To get the most from any heat pump, one needs to maximise the temperature at which it takes in heat and minimise that at which it goes out. It is very much better to use the hot water from a pump for an underfloor heating system (above) rather than in conventional radiators (below) because an underfloor system uses water at 35 deg C while radiators might operate at 60 deg C


A variable electricity tariff and smart meters will require heat pump users to store heat in some way. One of Ireland's heat pump pioneers, Bill Quigley, now of Nutech Renewables, developed such a system in the 1980s, at least twenty years ahead of his time. In those days, Quigley was manufacturing a house heating system called Trisol in which a heat pump took its energy from a solar collector and put it into a heat store for distribution when it was needed through hot air ducts. “We were a little bit slow on the uptake” Quigley says today, “but we eventually realised that the solar element was the best.” So this is where he is concentrating his efforts today.

However, the heat store he devised and supplied worked very well. It used sodium sulphate decahydrate (Na2SO4, 10H2O), better known as a laxative, Glauber's Salts. This is a phase change material which takes in energy when it melts and gives it out again when it solidifies. Water does the same when it turns to ice, but sodium sulphate changes phase at a much more convenient temperature for house heating purposes, 32°C. Google lists a lot of patented heat storage systems involving this property.

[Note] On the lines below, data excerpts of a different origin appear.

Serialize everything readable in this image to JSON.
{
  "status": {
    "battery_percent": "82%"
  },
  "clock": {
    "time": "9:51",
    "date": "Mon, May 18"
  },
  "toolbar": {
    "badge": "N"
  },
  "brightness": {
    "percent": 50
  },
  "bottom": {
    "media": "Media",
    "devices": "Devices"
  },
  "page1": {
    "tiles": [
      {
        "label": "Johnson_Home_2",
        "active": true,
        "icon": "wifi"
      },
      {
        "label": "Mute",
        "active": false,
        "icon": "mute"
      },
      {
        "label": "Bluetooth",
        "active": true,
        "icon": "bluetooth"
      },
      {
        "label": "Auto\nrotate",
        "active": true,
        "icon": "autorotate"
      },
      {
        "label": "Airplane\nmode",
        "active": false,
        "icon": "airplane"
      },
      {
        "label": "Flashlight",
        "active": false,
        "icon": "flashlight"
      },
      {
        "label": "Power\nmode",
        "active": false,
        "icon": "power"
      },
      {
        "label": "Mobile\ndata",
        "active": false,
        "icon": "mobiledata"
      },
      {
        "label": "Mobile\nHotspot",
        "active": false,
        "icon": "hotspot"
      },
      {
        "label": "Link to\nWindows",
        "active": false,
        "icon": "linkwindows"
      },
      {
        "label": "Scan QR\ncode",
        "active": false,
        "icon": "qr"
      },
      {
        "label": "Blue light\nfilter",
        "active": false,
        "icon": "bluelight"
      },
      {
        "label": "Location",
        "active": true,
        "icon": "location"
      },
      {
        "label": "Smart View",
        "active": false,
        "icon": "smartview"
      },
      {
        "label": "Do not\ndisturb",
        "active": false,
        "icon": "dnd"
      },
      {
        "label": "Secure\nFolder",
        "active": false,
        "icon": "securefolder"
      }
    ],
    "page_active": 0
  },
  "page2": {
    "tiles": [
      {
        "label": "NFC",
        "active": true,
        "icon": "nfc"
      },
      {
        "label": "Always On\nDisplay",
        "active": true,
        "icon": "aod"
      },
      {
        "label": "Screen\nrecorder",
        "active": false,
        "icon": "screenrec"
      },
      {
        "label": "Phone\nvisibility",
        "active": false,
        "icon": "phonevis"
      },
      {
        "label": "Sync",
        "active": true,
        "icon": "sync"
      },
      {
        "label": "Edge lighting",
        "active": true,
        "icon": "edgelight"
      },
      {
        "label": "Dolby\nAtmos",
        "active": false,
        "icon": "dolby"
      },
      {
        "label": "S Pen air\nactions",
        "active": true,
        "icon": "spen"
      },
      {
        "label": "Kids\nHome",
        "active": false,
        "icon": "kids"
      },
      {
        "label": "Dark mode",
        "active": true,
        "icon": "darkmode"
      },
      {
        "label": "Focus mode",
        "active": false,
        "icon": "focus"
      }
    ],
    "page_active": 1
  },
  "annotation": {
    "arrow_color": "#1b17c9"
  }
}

I've come to two conclusions about the SEI's grants for heat-pump installation. First, they are being paid on the wrong basis. Although it would be more difficult administratively, they should be paid on a sliding scale according to an installation's COP in actual use, with a cut-off below 3.5. This would give a boost to suppliers of the more efficient machines and force people to optimise their use. My second conclusion is that they should only be paid for installations which can be adapted later to cope with smart metering and intermittent supplies of electricity. One of the better reasons for giving grants is to get people to do things which will stand them, and the whole country, in good stead in the future but which the market is failing to signal that they should do now. Giving grants only for adaptable systems would over-ride the market's failure and get us to do the right thing today.